I was visualizing how our garden would look if we cut the carabao grass to a more uniform length and hubby says, “let’s try”. We have planted it three weeks ago, and it is beginning to grow new shoots, which will eventually be my patch of green. So garden we did the whole afternoon and it turned out so rewarding. I just love the sound of flowing water from our small garden pond and our three Pangasius fish are a show-off. Three days ago, we changed the water and noticed that they had small cuts in their bodies and the pinkish hue that I thought was the actual color of their fins are exposed flesh perhaps brought about by their constant bumping into the concrete wall. And I was thinking, why is it that when you buy fish in the market, you actually don’t bother to know how they were caught, how they were propagated and eventually harvested to finally land on your dining table. This time though, I have that protective feeling towards them much as I would protect our two dogs which are constant shadows, always following us around and trying to be noticed and touched. How can one get attached to a fish? I do enjoy watching them swim, the way their graceful bodies freely float with just their nostrils showing signs that they are alive. A friend once told me, while we were both admiring the goldfish in their aquarium, “remember, they represent the continuity of life”. Yes, they sure remind us that life is a continuous process. It is a process of becoming.

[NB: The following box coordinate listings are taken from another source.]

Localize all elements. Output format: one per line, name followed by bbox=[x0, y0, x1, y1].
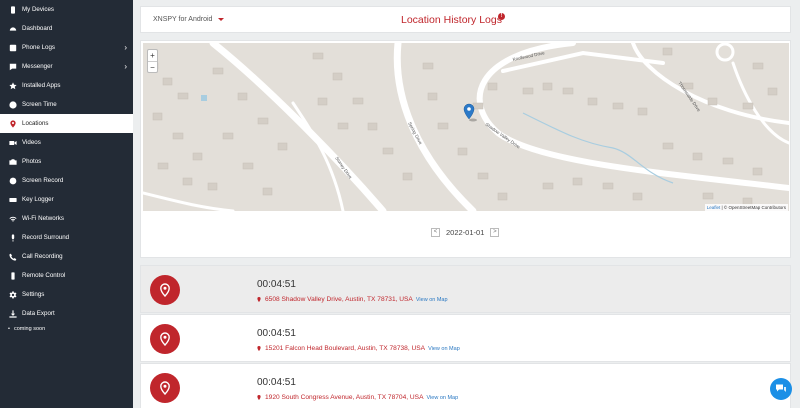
entry-time: 00:04:51 bbox=[257, 279, 296, 290]
chat-icon bbox=[776, 384, 786, 392]
sidebar-item-label: Videos bbox=[22, 139, 41, 146]
sidebar-item-settings[interactable]: Settings bbox=[0, 285, 133, 304]
info-icon[interactable]: ! bbox=[498, 13, 505, 20]
sidebar-item-screen-time[interactable]: Screen Time bbox=[0, 95, 133, 114]
zoom-out-button[interactable]: − bbox=[148, 61, 157, 72]
video-icon bbox=[8, 138, 17, 147]
zoom-control: + − bbox=[147, 49, 158, 73]
sidebar-item-photos[interactable]: Photos bbox=[0, 152, 133, 171]
messenger-icon bbox=[8, 62, 17, 71]
chevron-right-icon: › bbox=[124, 43, 127, 52]
chevron-right-icon: › bbox=[124, 62, 127, 71]
sidebar-item-locations[interactable]: Locations bbox=[0, 114, 133, 133]
sidebar-item-label: My Devices bbox=[22, 6, 54, 13]
dashboard-icon bbox=[8, 24, 17, 33]
record-icon bbox=[8, 176, 17, 185]
download-icon bbox=[8, 309, 17, 318]
sidebar-item-screen-record[interactable]: Screen Record bbox=[0, 171, 133, 190]
gear-icon bbox=[8, 290, 17, 299]
wifi-icon bbox=[8, 214, 17, 223]
map-marker-icon bbox=[257, 346, 261, 351]
sidebar-item-label: Settings bbox=[22, 291, 45, 298]
map-card: Knollwood Drive Thornwalde Drive Shadow … bbox=[140, 40, 791, 258]
sidebar-item-dashboard[interactable]: Dashboard bbox=[0, 19, 133, 38]
device-selector[interactable]: XNSPY for Android bbox=[153, 16, 225, 23]
map-tiles: Knollwood Drive Thornwalde Drive Shadow … bbox=[143, 43, 789, 211]
sidebar-item-data-export[interactable]: Data Export bbox=[0, 304, 133, 323]
entry-time: 00:04:51 bbox=[257, 377, 296, 388]
map-marker-icon bbox=[257, 395, 261, 400]
sidebar-item-key-logger[interactable]: Key Logger bbox=[0, 190, 133, 209]
date-navigator: < 2022-01-01 > bbox=[431, 228, 500, 237]
sidebar-item-wifi-networks[interactable]: Wi-Fi Networks bbox=[0, 209, 133, 228]
page-title: Location History Logs bbox=[401, 14, 502, 26]
location-entry: 00:04:51 1920 South Congress Avenue, Aus… bbox=[140, 363, 791, 408]
next-date-button[interactable]: > bbox=[490, 228, 500, 237]
entry-address-row: 6508 Shadow Valley Drive, Austin, TX 787… bbox=[257, 296, 448, 303]
location-pin-icon bbox=[150, 324, 180, 354]
sidebar-item-installed-apps[interactable]: Installed Apps bbox=[0, 76, 133, 95]
header-bar: XNSPY for Android Location History Logs … bbox=[140, 6, 791, 33]
device-name: XNSPY for Android bbox=[153, 16, 213, 23]
sidebar-item-record-surround[interactable]: Record Surround bbox=[0, 228, 133, 247]
caret-down-icon bbox=[218, 18, 225, 21]
chat-button[interactable] bbox=[770, 378, 792, 400]
view-on-map-link[interactable]: View on Map bbox=[426, 395, 458, 401]
sidebar-item-phone-logs[interactable]: Phone Logs › bbox=[0, 38, 133, 57]
sidebar: My Devices Dashboard Phone Logs › Messen… bbox=[0, 0, 133, 408]
sidebar-item-messenger[interactable]: Messenger › bbox=[0, 57, 133, 76]
location-pin-icon bbox=[8, 119, 17, 128]
entry-address: 1920 South Congress Avenue, Austin, TX 7… bbox=[265, 394, 424, 401]
location-entry: 00:04:51 15201 Falcon Head Boulevard, Au… bbox=[140, 314, 791, 362]
sidebar-item-remote-control[interactable]: Remote Control bbox=[0, 266, 133, 285]
sidebar-item-label: Data Export bbox=[22, 310, 55, 317]
sidebar-item-label: Screen Time bbox=[22, 101, 57, 108]
leaflet-link[interactable]: Leaflet bbox=[707, 205, 721, 210]
sidebar-item-label: Wi-Fi Networks bbox=[22, 215, 64, 222]
map-marker-icon bbox=[257, 297, 261, 302]
location-entry: 00:04:51 6508 Shadow Valley Drive, Austi… bbox=[140, 265, 791, 313]
phone-logs-icon bbox=[8, 43, 17, 52]
microphone-icon bbox=[8, 233, 17, 242]
remote-icon bbox=[8, 271, 17, 280]
phone-icon bbox=[8, 252, 17, 261]
sidebar-item-my-devices[interactable]: My Devices bbox=[0, 0, 133, 19]
current-date: 2022-01-01 bbox=[446, 228, 485, 237]
entry-time: 00:04:51 bbox=[257, 328, 296, 339]
sidebar-item-label: Key Logger bbox=[22, 196, 54, 203]
sidebar-item-label: Installed Apps bbox=[22, 82, 61, 89]
sidebar-item-label: Locations bbox=[22, 120, 49, 127]
sidebar-item-label: Dashboard bbox=[22, 25, 53, 32]
keyboard-icon bbox=[8, 195, 17, 204]
sidebar-item-label: Phone Logs bbox=[22, 44, 56, 51]
entry-address-row: 1920 South Congress Avenue, Austin, TX 7… bbox=[257, 394, 458, 401]
entry-address-row: 15201 Falcon Head Boulevard, Austin, TX … bbox=[257, 345, 460, 352]
sidebar-item-label: Remote Control bbox=[22, 272, 66, 279]
entry-address: 15201 Falcon Head Boulevard, Austin, TX … bbox=[265, 345, 426, 352]
clock-icon bbox=[8, 100, 17, 109]
map-attribution: Leaflet | © OpenStreetMap Contributors bbox=[704, 204, 788, 211]
sidebar-item-label: Call Recording bbox=[22, 253, 63, 260]
osm-attribution: | © OpenStreetMap Contributors bbox=[721, 205, 786, 210]
sidebar-item-call-recording[interactable]: Call Recording bbox=[0, 247, 133, 266]
camera-icon bbox=[8, 157, 17, 166]
sidebar-item-label: Record Surround bbox=[22, 234, 70, 241]
apps-icon bbox=[8, 81, 17, 90]
entry-address: 6508 Shadow Valley Drive, Austin, TX 787… bbox=[265, 296, 413, 303]
location-map[interactable]: Knollwood Drive Thornwalde Drive Shadow … bbox=[143, 43, 789, 211]
coming-soon-note: • coming soon bbox=[8, 326, 46, 332]
sidebar-item-label: Messenger bbox=[22, 63, 53, 70]
location-pin-icon bbox=[150, 275, 180, 305]
zoom-in-button[interactable]: + bbox=[148, 50, 157, 61]
location-pin-icon bbox=[150, 373, 180, 403]
sidebar-item-videos[interactable]: Videos bbox=[0, 133, 133, 152]
phone-icon bbox=[8, 5, 17, 14]
sidebar-item-label: Screen Record bbox=[22, 177, 64, 184]
view-on-map-link[interactable]: View on Map bbox=[428, 346, 460, 352]
sidebar-item-label: Photos bbox=[22, 158, 42, 165]
view-on-map-link[interactable]: View on Map bbox=[416, 297, 448, 303]
previous-date-button[interactable]: < bbox=[431, 228, 440, 237]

Life is full of beauty if only we open our eyes and admire what is in front of us . How could you not be touched by a sunrise or a golden sunset? How can you not laugh with an innocent child without a thought of the daily cares and worries of this world? How can you not admire those beautiful wild flowers growing on the wayside? How could you not be happy when you hear a voice from the other line asking how you are? Sometimes, we are simply blinded by worldly things that we forget the simple joys of a handshake, a smile from a stranger, a hello from a friend, a pat on the shoulder, a warm embrace and a hug. Sometimes, we take all of these for granted. We are still lucky, we have the power to see and admire, we have the power to touch and feel. I don’t know why but lately, I get a little weepy just listening to a nice old song on the radio, I get a little weepy listening to a priest delivering a good homily and I do cry when I am alone, not for anything else but because I am overwhelmed with such emotions that crying is the only natural thing to do.
I was having a chat this morning with a friend and a former office mate. Neil is now based in the US and we haven’t seen each other for more than a decade. I let him read some of my musings , then he said, “why don’t you have them published and I’ll be the first one to buy.” Oh, oh, what a nice way to say, you believe in me. Thank you Neil. Someday, maybe, I’ll find the courage to write something that would touch someone’s soul, then I’ll die happy because that would be a dream fulfilled for me.